Warrensburg Superintendent of Highways Ed Pennock was awarded recently as “Conservationist of the Year” by the Warren County Soil and Water Conservation District.
Although highway construction and maintenance is often at odds with environmental protection, a local town highway superintendent has received a prestigious award from a regional organization dedicated to preserving the natural landscape.
Warrensburg Superintendent of Highways Ed Pennock received the Conservationist of the Year award recently From the Warren County Soil & Water Conservation District.
Conservation District Manager Jim Lieberum said Pennock had in recent years undertaken a wide variety of infrastructure reconstruction projects — rebuilding roadways and stream crossings — and accomplished the work with a commitment to protect natural resources.
“Ed is very pro-active in seeking assistance from us,” Leiberum said. “He may not always like what I have to say, but he’s willing to do things right the first time — while he protects the safety of area motorists.

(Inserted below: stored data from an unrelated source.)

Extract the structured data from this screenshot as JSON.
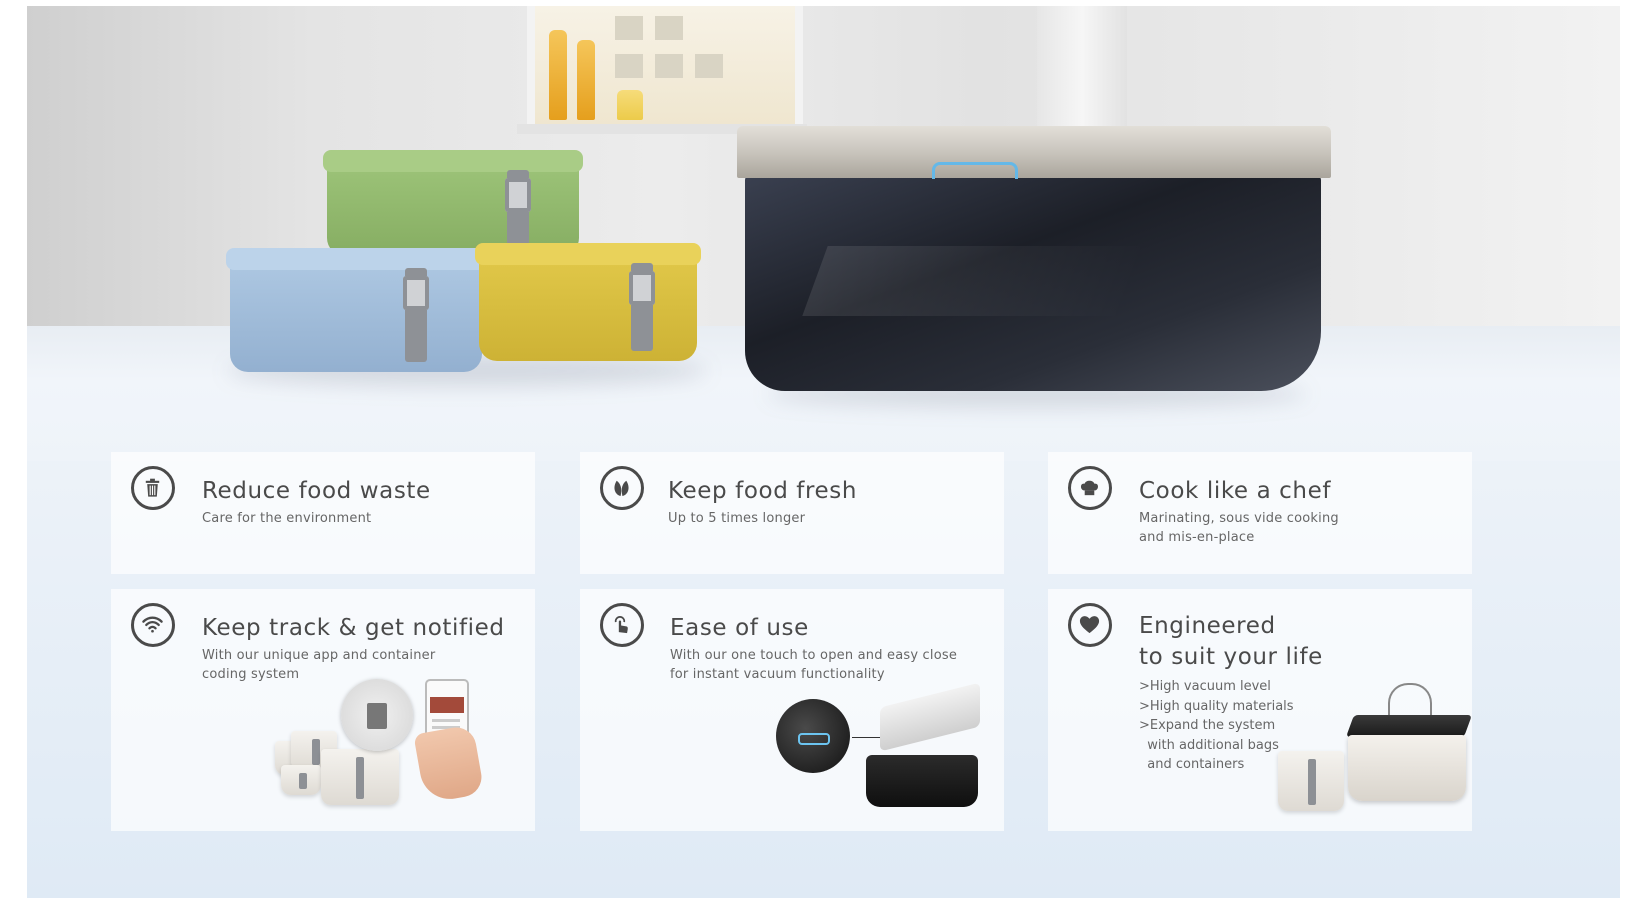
{
  "features": [
    {
      "title": "Reduce food waste",
      "subtitle": [
        "Care for the environment"
      ],
      "icon": "trash-icon"
    },
    {
      "title": "Keep food fresh",
      "subtitle": [
        "Up to 5 times longer"
      ],
      "icon": "leaf-icon"
    },
    {
      "title": "Cook like a chef",
      "subtitle": [
        "Marinating, sous vide cooking",
        "and mis-en-place"
      ],
      "icon": "chef-hat-icon"
    },
    {
      "title": "Keep track & get notified",
      "subtitle": [
        "With our unique app and container",
        "coding system"
      ],
      "icon": "wifi-icon"
    },
    {
      "title": "Ease of use",
      "subtitle": [
        "With our one touch to open and easy close",
        "for instant vacuum functionality"
      ],
      "icon": "touch-icon"
    },
    {
      "title": [
        "Engineered",
        "to suit your life"
      ],
      "bullets": [
        ">High vacuum level",
        ">High quality materials",
        ">Expand the system",
        "  with additional bags",
        "  and containers"
      ],
      "icon": "heart-icon"
    }
  ],
  "colors": {
    "icon": "#4a4a4a",
    "card": "#ffffff",
    "background": "#e4edf6",
    "vacuum_button": "#64b8e8"
  }
}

Leiberum, who also serves as the Warren County Hazard Mitigation Coordinator, said Pennock was committed to protecting public safety, whether it was undertaking work to prevent flooding, wildfires, or washouts caused by breaching beaver dams. He noted that when culverts have been replaced, Pennock has been committed to having them rebuilt so they will withstand the more violent weather events the area has been experiencing.

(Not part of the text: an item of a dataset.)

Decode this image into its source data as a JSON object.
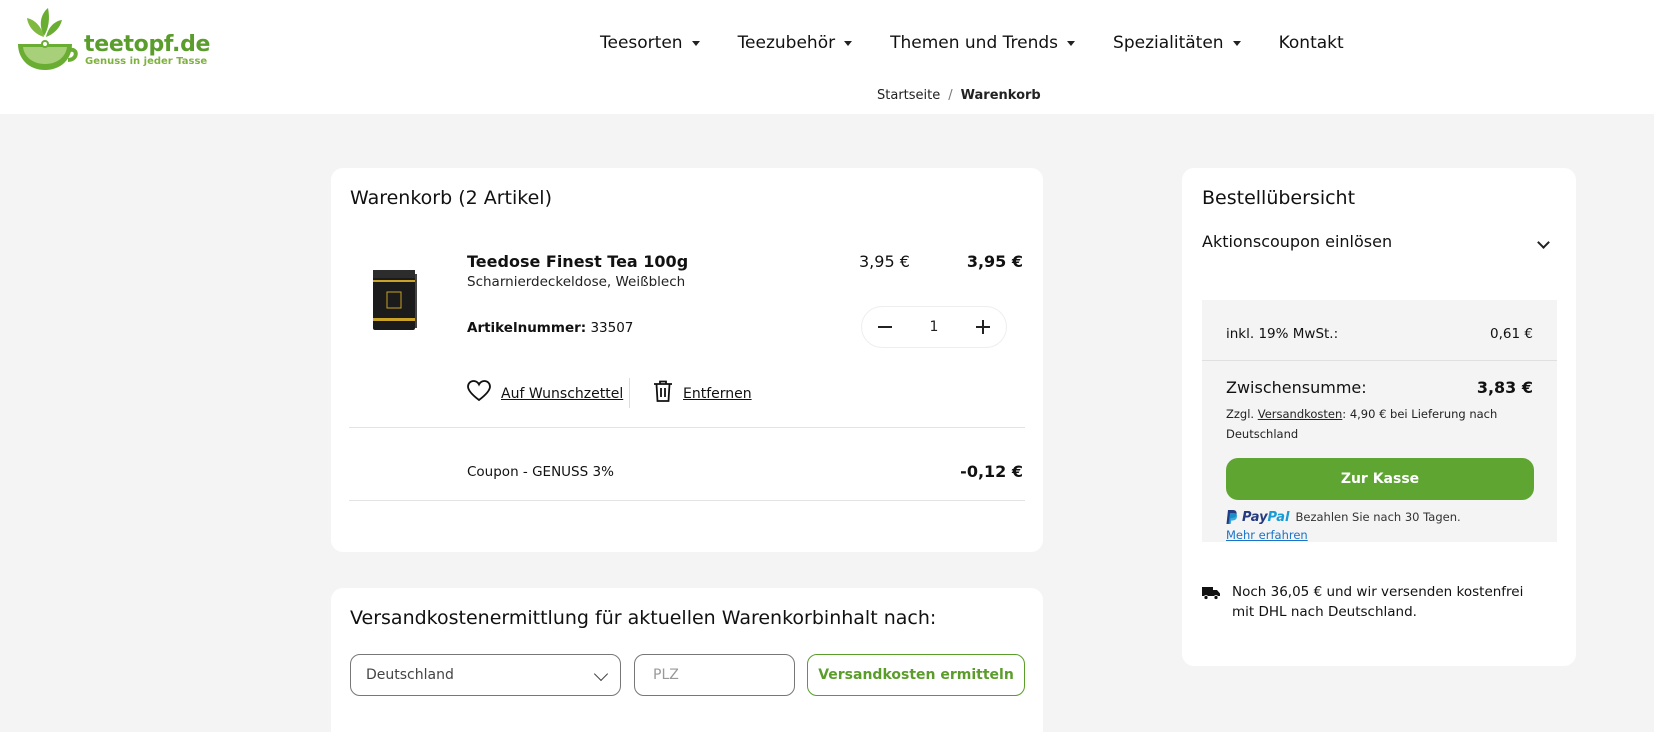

Leiberum also said Pennock is diligent about preventing erosion, noting that he is conscientious about re-establishing roadside vegetation after a road reconstruction project is finished.
“Ed’s always thinking about these issues,” Leiberum said.
In addition, Pennock has been helpful in assisting the Conservation District when needed — including offering town labor to unload tons of material into the agency’s barn, Leiberum said.
“The Warrensburg Highway Department has a ghreat crew to work with,” Leiberum said. “We also have a great working relationship with the town of Warrensburg’s Water Department, the town Parks & Recreation Parks crew and the Code Enforcement office.”
For the Conservationist of 2013 award, Leiberum provided nominations to the Warren County Soil & Water Conservation District’s board of board of directors, and that panel made the final selection.
Board chairman Frank Thomas recently praised Pennock for his work.
“Ed’s work on numerous water-quality related projects and his interest in the protection of the area’s natural resources serves as an excellent example of getting conservation projects accomplished,” he said, noting that Pennock’s assistance to the agency had been outstanding.
Town of Warrensburg Supervisor Kevin Geraghty also praised Pennock for his work.
“Ed’s been a good steward of our roads,” he said. “With all the major storms we’ve had, he’s made a lot of repairs at a reasonable cost to taxpayers — he maintains the roads very well and has a good paving plan in place.”
Geraghty added that Pennock has a reputation for cooperating well with other town and county highway officials and employees.
“Ed maintains a great working relationship with highway crews of surrounding communities as well as the county,” Geraghty said. “He’s a real team player.”
This is only the second time in recent history that a town highway superintendent has been named Conservationist of the Year by the agency. The last was former Queensbury Superintendent of Highways Mike Travis, awarded in 2011. Named for the award in 2012 was Bill Lupo, Regional Water Engineer for the state Department of Environmental Conservation. Also awarded in recent years was the East Shore Schroon Lake Association which adopted a watershed management plan and took action to abate the spread of milfoil, a pernicious lakeweed, Leiberum said.
“They’ve been proactive in protecting water quality,” he said.
Jan. 13, Pennock said that in addition to reconstructing roads and culverts after major storms, his major accomplishments during his tenure have been his recent sidewalk replacement campaign on Sanford, James and Hudson streets, plus keeping equipment updated.
Local officials say he is committed to rebuilding infrastructure so it will last long. Pennock has been in office since he was appointed in 2007 by the town board, following the death of former highway superintendent Rick Hayes. Pennock has been re-elected to his post for every term since. His prior work was as an equipment operator for the highway crew, post he held since 1996. Before then, he worked in auto parts sales.
Pennock said he was pleased with receiving the award.
“I’m just trying to get things in good shape for the next highway superintendent,” he said with a smile. “And I try to protect taxpayers money by making wise decisions on expenditures.”